Entende?

existe algo que me toma, que me machuca, que arde e desconforta cada vez que vejo que seu mundo não gira só ao meu redor. A garganta aperta, o peito dói e eu não sei dizer da onde vem a insegurança de perder algo que não é meu e nem nunca será. Mas o desconforto persiste, a dor insiste e eu me contorço em caprichos tentando lembrar de todas as vezes em que achei que você me pertencia, só para acalmar um coração infantil, imaturo e mimado que não sabe viver o amor sem aprisionar.

tão logo breve instante

eu não sei dizer. Respiro fundo e tento tirar minha mente do futuro.
Aproveite o momento, Dora. Aproveite o momento.
Eu olho para você e você sorri para mim.

- acho que já vou embora...
- você não tá feliz aqui?

E você não percebe que esse é o todo o problema. Eu estou muito feliz aqui. Eu passaria semanas em cima dessa cama, colocando e tirando a roupa, entre beijos, sexo, risos e histórias.

Respiro fundo. Estabeleço um horário. Eu vou às 3.

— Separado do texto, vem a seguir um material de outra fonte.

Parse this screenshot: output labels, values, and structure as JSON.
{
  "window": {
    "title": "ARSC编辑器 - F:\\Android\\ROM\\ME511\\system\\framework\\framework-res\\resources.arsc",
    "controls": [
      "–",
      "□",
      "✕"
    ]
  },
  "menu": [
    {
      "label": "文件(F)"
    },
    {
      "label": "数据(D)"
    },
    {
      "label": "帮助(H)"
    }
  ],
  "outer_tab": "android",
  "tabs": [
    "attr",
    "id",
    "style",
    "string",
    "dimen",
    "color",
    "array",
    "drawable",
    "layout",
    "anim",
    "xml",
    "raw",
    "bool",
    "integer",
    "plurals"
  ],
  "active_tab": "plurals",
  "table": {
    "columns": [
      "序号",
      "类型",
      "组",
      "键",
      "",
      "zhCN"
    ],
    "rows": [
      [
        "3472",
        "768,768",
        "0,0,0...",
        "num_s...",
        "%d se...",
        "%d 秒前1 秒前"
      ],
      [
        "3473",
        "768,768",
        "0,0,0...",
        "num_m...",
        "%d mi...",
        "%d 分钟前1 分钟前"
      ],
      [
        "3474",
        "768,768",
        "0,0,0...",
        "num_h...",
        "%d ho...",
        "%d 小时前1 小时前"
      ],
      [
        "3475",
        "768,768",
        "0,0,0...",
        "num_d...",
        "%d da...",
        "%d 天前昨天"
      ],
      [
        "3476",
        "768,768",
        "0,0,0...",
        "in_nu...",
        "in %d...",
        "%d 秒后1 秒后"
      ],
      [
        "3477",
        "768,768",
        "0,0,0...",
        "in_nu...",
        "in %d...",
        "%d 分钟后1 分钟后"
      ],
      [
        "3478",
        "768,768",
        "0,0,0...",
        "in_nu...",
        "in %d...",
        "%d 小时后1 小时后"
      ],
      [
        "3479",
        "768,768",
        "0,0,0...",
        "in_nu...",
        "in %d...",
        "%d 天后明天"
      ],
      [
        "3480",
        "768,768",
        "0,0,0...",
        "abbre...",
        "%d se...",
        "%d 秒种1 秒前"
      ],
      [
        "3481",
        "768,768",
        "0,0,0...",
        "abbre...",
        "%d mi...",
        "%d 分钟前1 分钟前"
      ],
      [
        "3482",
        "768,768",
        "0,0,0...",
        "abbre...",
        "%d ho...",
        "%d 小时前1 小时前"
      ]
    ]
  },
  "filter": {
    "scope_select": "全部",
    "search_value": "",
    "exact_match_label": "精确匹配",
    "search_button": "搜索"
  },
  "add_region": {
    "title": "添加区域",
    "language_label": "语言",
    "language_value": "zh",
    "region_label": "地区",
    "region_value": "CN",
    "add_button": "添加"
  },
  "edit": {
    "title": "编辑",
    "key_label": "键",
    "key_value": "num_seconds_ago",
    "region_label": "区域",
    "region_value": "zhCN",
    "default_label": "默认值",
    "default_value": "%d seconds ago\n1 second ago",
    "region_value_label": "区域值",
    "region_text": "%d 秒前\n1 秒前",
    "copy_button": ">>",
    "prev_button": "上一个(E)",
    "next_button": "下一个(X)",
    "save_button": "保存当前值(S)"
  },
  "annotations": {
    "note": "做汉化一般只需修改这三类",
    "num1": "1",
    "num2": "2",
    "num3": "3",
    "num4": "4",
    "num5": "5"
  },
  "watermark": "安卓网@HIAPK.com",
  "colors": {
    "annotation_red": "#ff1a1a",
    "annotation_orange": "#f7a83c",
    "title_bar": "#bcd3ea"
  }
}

São 6. De repente, tempestade. Eu não trouxe guarda-chuva. Eu não gosto quando chove. Chuvas de verão e paixões passam rápido.

Respiro fundo. São 7. A chuva só piora. Eu quero fugir dali, correr desesperadamente. Deixa a chuva gelada me molhar, me acordar, me lembrar que é muito cedo para eu já te querer tanto.

Te puxo para perto de mim e parece que não há superfície de pele suficiente para saciar minha vontade de você. Te mordo, te aperto. Respiro fundo. Já são 8.

- eu realmente preciso ir.

Porque querer, eu não quero. Mas de alguma forma eu preciso provar para mim mesma que ainda tenho um mínimo de controle.

Eu vou com cada parte de mim querendo ficar.
Aproveite o momento, Dora. Aproveite o momento.

Eu não falo amor.

eu queria saber ser desapegada. Porque eu imagino que o amor demanda desapego. Porque eu acredito que o amor não tem condicional. Então, eu finjo ser desapegada. Eu finjo que eu não ligo que você já ficou com aquela menina logo ali sentada. Eu rio da situação. Rio de você ter se dado o trabalho de me contar. E por que, em um milhão de anos, isso seria uma informação necessária para alguém? Mas dentro de mim não há risos. Há contradição. É lógico que você não nasceu ontem. Nem anteontem. Você vem junto com uma história que você viveu nos seus vinte e poucos anos antes de sequer saber que eu existia. E nessa história inclui-se uma noite em que você ficou com aquela menina logo ali sentada de pernas cruzadas. Você ensaia uma justificativa qualquer por ter ficado com ela. A emenda fica pior que o soneto.

e eu já imagino que aquilo não vai dar certo de maneira nenhuma. Como eu posso ter um relacionamento com uma pessoa que já ficou com aquela menina ali sentada de pernas cruzadas e blusa clara? Por fora, eu sorrio. Mudo de assunto. Já viu como a lua está bonita hoje? Mas dentro de mim, eu não consigo tirar da mente aquela menina ali. Agora nem sentada ela está mais. Suas pernas já estão esticadas. Mas eu a continuo olhando de soslaio.

e penso que você me causa insegurança demais, medo demais, vontade demais. E eu te odeio porque contra todas as minhas generalizações, você faz questão de falar comigo todo dia. Morro de raiva que a gente tenha acordado e você tenha me dado um beijo de bom dia e tenha aberto a porta para mim para que eu pudesse voltar.

E eu odeio que mesmo você sendo quem você é, nesse tão pouco tempo [quanto tempo é pouco tempo?], mesmo a gente estando bem, e você ainda não tendo me dado motivos para duvidar, a única coisa que eu lembre seja a forma cáustica e erosiva que eu sei experimentar o amor.